Mandatory or directory?

Mandatory or directory?

Alec Samuels makes the case for updating the Interpretation Act

A notice has to be served. You search for the relevant statute and regulations. You find the form (hopefully the correct one) and complete it. But you make a mistake. How serious is it and what are the consequences?

Statutory regulations prescribe the relevant detail and often the procedure to be followed. For example, in leasehold the regulations may specify the notices to be given, the rent payable, and preconditions for forfeiture. When a notice is to be served, the server has to ascertain whether, and which form is required.

However, the regulations may have been changed. The prescribed form may have been updated. Regulations might have been ‘corrected’ by way of a correction slip. The form may be drafted in dry language and not always clear.

So the server may have got it wrong – perhaps a small, obvious slip, though the meaning is clear and the error is of no consequence. Or perhaps the server may have got it badly wrong.

So how does the judge resolve the problem? The law prescribes the correct approach:

  • Is the law mandatory or directory? Ie. Is there a strict, mandatory requirement or a directory, indulgent, ‘should’?
  • Is the legal requirement a procedural requirement (in which case substantial compliance will suffice) or a matter of substantive rights (in which case strict compliance must apply)?

In scrutinising a bill, parliamentarians were concerned with policy matters and probably oblivious of the procedural matters. Where an error or mistake occurs, it is often because of deficiencies in the drafting of the relevant statutory provision leading to user misinterpretation.

Judges have recently become dissatisfied with the mandatory or directory approach. In R v Soneji [2005] UKHL 49, the court said “the rigid mandatory and directory distinction, and its many artificial refinements, have outlived their usefulness. Instead… The emphasis ought to be on the consequences of non-compliance, and posing the question whether Parliament can fairly be taken to have intended total invalidity”.

A bona fide judicial error did not cause prejudice to the defendant so did not preclude taking confiscation proceedings.
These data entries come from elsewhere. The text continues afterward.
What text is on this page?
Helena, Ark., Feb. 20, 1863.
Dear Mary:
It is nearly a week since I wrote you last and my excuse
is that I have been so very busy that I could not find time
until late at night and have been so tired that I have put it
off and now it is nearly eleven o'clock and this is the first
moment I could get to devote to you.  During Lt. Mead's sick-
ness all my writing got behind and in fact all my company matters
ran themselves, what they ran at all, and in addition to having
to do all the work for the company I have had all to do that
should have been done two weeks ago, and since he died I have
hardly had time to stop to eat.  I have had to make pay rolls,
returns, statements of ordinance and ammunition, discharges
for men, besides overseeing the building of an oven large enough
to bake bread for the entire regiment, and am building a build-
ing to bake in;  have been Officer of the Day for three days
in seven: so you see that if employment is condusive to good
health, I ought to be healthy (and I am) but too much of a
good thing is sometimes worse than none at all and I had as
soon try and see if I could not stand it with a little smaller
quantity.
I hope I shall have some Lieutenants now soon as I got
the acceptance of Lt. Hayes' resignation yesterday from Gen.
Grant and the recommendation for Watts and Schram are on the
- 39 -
The result would have been different had there been a serious risk of injustice or loss of liberty as a consequence of non-compliance.

In Mannai Investment Co Ltd v Eagle Star Life Assurance Co Ltd [1997] AC 749, the court decided a notice served by the tenant stating 13 January instead of 12 January was valid – it was intended to operate on the anniversary date of the lease.

The interpretation of the notice should be objective, in context, seeking the purpose of the clause in the lease and the ordinary meaning. The notice should be sufficiently clear and unambiguous leaving the recipient in no reasonable doubt as to how and when it was to operate.

The discrepancy here was minor; the mistake was obvious. Cheerupmate2 Ltd v Calce [2018] EWCA Civ 2230 concerned an error in the notice of a demand for rent.

Lord Justice Sir Kim Lewison pointed out that the notice was prescribed by regulations in a statutory instrument; all relevant information was given in the notice (albeit somewhat unclear); the explanatory notes were helpful; and only a minor discrepancy was involved. Therefore, the directory principle applied and there was substantial procedural compliance.

However, when it came to forfeiture, the date on which forfeiture could be lawfully executed by the lessor, strict compliance was necessary. The mandatory principle applied and the error was fatal because the lessee risked losing the property.

Lawyers must ensure the notice is the correct one and is correctly filled in. If the notice used is wrong or it contains an error, the question is whether it is fatal – or can be overlooked.

There is no easy answer as to whether accuracy in the notice is mandatory (cannot be overlooked) or directory (can be overlooked). Statute and principles of statutory interpretation cannot readily resolve the problem; law and justice may conflict.

The task is probably better left to the judges exercising their judicial discretion – they can usually discern the true merits. Meanwhile, the statutory draftsmen should consider this problem. There is a case for adding an appropriate section to the Interpretation Act 1979.